There is also the angle of compromise. Hypothetically if Micah manages his emotions and hurt from all that has gone on and sees out the remainder of his contract, it could help him a great deal. This is especially because COVID-19 wiped out the better part of 2020 in terms of boxing promotional activity. Some valuable time has been lost, and both parties could have made good of that time if covid-19 hadn’t struck.

When Joshua Clottey signed with Vinny Scoplino, they had issues but one way or the other, they found a meeting point. Even in the case of his former manager, Mr Annan, he had to ensure some months of frustration before eventually weaning himself off. The other unavoidable truth about the sport of boxing is that it is a torrid ground of bulldozing and one must have a tough skin to survive.    

Moving forward

The boxer is willing to bounce back and is scheduled to travel back to his base in the US. One good step he took was to make peace with his former trainer, Lawrence Carl Lokko, head trainer of the Bronx Boxing Gym in Accra.

The two had been on a warpath due to some allegations made by the boxer against the trainer complicated with some social media posts. That episode is behind the two now and the boxer has been seen training in the Bronx Gym in James Town Accra again with Carl Lokko.

He also expressed the desire to jump into the ring and vie again, with the condition being that all these issues are sorted out.

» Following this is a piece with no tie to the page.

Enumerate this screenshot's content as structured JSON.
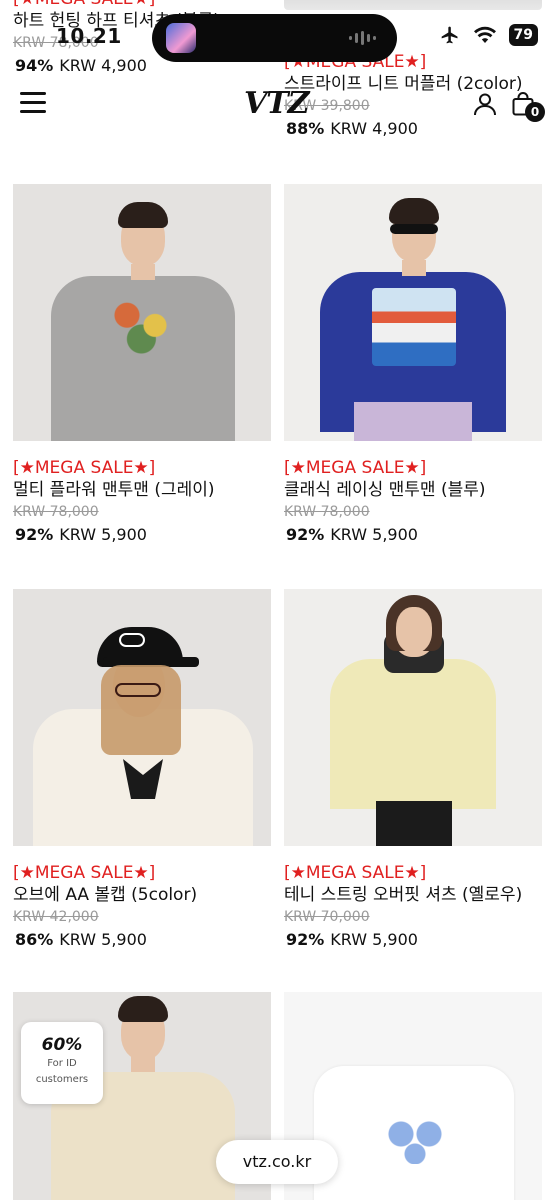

From his own words, Micah clearly requires to be psyched up by a professional to transform the memory of the September 26 gloom into a point of motivation to fight back.

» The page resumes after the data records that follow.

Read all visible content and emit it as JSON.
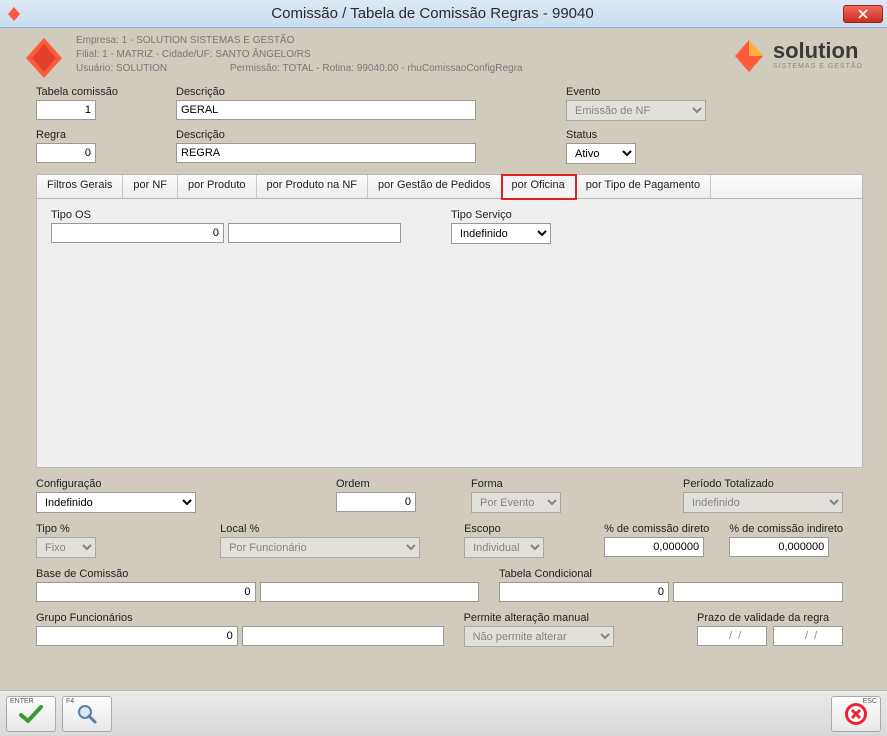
{
  "window": {
    "title": "Comissão / Tabela de Comissão Regras - 99040"
  },
  "meta": {
    "empresa": "Empresa: 1 - SOLUTION SISTEMAS E GESTÃO",
    "filial": "Filial: 1 - MATRIZ - Cidade/UF: SANTO ÂNGELO/RS",
    "usuario": "Usuário: SOLUTION",
    "permissao": "Permissão: TOTAL - Rotina: 99040.00 - rhuComissaoConfigRegra"
  },
  "brand": {
    "name": "solution",
    "tagline": "SISTEMAS E GESTÃO"
  },
  "top": {
    "tabela_label": "Tabela comissão",
    "tabela_val": "1",
    "desc1_label": "Descrição",
    "desc1_val": "GERAL",
    "evento_label": "Evento",
    "evento_val": "Emissão de NF",
    "regra_label": "Regra",
    "regra_val": "0",
    "desc2_label": "Descrição",
    "desc2_val": "REGRA",
    "status_label": "Status",
    "status_val": "Ativo"
  },
  "tabs": {
    "t0": "Filtros Gerais",
    "t1": "por NF",
    "t2": "por Produto",
    "t3": "por Produto na NF",
    "t4": "por Gestão de Pedidos",
    "t5": "por Oficina",
    "t6": "por Tipo de Pagamento"
  },
  "oficina": {
    "tipo_os_label": "Tipo OS",
    "tipo_os_val": "0",
    "tipo_os_desc": "",
    "tipo_serv_label": "Tipo Serviço",
    "tipo_serv_val": "Indefinido"
  },
  "cfg": {
    "config_label": "Configuração",
    "config_val": "Indefinido",
    "ordem_label": "Ordem",
    "ordem_val": "0",
    "forma_label": "Forma",
    "forma_val": "Por Evento",
    "periodo_label": "Período Totalizado",
    "periodo_val": "Indefinido",
    "tipo_pct_label": "Tipo %",
    "tipo_pct_val": "Fixo",
    "local_pct_label": "Local %",
    "local_pct_val": "Por Funcionário",
    "escopo_label": "Escopo",
    "escopo_val": "Individual",
    "pct_dir_label": "% de comissão direto",
    "pct_dir_val": "0,000000",
    "pct_ind_label": "% de comissão indireto",
    "pct_ind_val": "0,000000",
    "base_label": "Base de Comissão",
    "base_code": "0",
    "base_desc": "",
    "tabcond_label": "Tabela Condicional",
    "tabcond_code": "0",
    "tabcond_desc": "",
    "grupo_label": "Grupo Funcionários",
    "grupo_code": "0",
    "grupo_desc": "",
    "permite_label": "Permite alteração manual",
    "permite_val": "Não permite alterar",
    "prazo_label": "Prazo de validade da regra",
    "prazo_de": "  /  /",
    "prazo_ate": "  /  /"
  },
  "footer": {
    "enter_hint": "ENTER",
    "f4_hint": "F4",
    "esc_hint": "ESC"
  },
  "colors": {
    "accent": "#ff5a3c",
    "brand_blue": "#2b6cb0",
    "highlight": "#d22"
  }
}
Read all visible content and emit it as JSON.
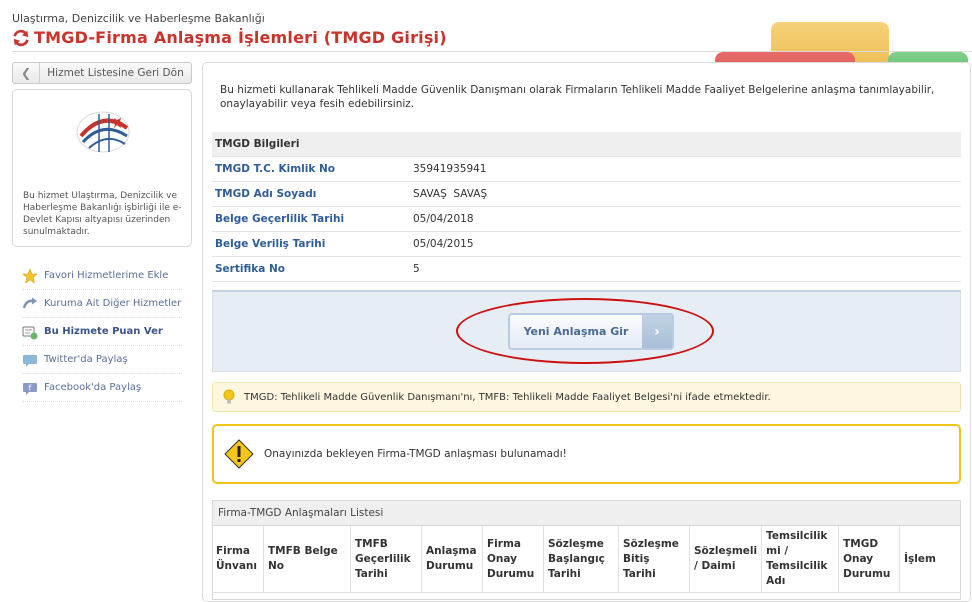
{
  "header": {
    "ministry": "Ulaştırma, Denizcilik ve Haberleşme Bakanlığı",
    "title": "TMGD-Firma Anlaşma İşlemleri (TMGD Girişi)"
  },
  "sidebar": {
    "back_label": "Hizmet Listesine Geri Dön",
    "description": "Bu hizmet Ulaştırma, Denizcilik ve Haberleşme Bakanlığı işbirliği ile e-Devlet Kapısı altyapısı üzerinden sunulmaktadır.",
    "links": [
      {
        "label": "Favori Hizmetlerime Ekle",
        "icon": "star-icon"
      },
      {
        "label": "Kuruma Ait Diğer Hizmetler",
        "icon": "share-arrow-icon"
      },
      {
        "label": "Bu Hizmete Puan Ver",
        "icon": "rating-icon"
      },
      {
        "label": "Twitter'da Paylaş",
        "icon": "twitter-icon"
      },
      {
        "label": "Facebook'da Paylaş",
        "icon": "facebook-icon"
      }
    ]
  },
  "main": {
    "intro": "Bu hizmeti kullanarak Tehlikeli Madde Güvenlik Danışmanı olarak Firmaların Tehlikeli Madde Faaliyet Belgelerine anlaşma tanımlayabilir, onaylayabilir veya fesih edebilirsiniz.",
    "info_header": "TMGD Bilgileri",
    "info_rows": [
      {
        "label": "TMGD T.C. Kimlik No",
        "value": "35941935941"
      },
      {
        "label": "TMGD Adı Soyadı",
        "value": "SAVAŞ  SAVAŞ"
      },
      {
        "label": "Belge Geçerlilik Tarihi",
        "value": "05/04/2018"
      },
      {
        "label": "Belge Veriliş Tarihi",
        "value": "05/04/2015"
      },
      {
        "label": "Sertifika No",
        "value": "5"
      }
    ],
    "new_button": "Yeni Anlaşma Gir",
    "tip": "TMGD: Tehlikeli Madde Güvenlik Danışmanı'nı, TMFB: Tehlikeli Madde Faaliyet Belgesi'ni ifade etmektedir.",
    "warning": "Onayınızda bekleyen Firma-TMGD anlaşması bulunamadı!",
    "list_title": "Firma-TMGD Anlaşmaları Listesi",
    "columns": [
      "Firma Ünvanı",
      "TMFB Belge No",
      "TMFB Geçerlilik Tarihi",
      "Anlaşma Durumu",
      "Firma Onay Durumu",
      "Sözleşme Başlangıç Tarihi",
      "Sözleşme Bitiş Tarihi",
      "Sözleşmeli / Daimi",
      "Temsilcilik mi / Temsilcilik Adı",
      "TMGD Onay Durumu",
      "İşlem"
    ]
  },
  "colors": {
    "title_red": "#c8332b",
    "label_blue": "#2f5d95",
    "annotation_red": "#cc1111",
    "warning_yellow": "#f0c419"
  }
}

The good thing is that at least in all of this, he is content with what he earned from the bout and what his environment at home is doing for him. Micah feels happy about the fact that he has purchased a small house and a car and is able to provide for the needs of his two kids and girlfriend.

“I promise Ghanaians fireworks in 2021. What has happened in the past is gone and I am glad I can see my kids and my girlfriend around me. It makes me feel good. All I need now is support from the government,” he said. In all the turbulence, something positive can emerge and I hope Micah will open his eyes and see.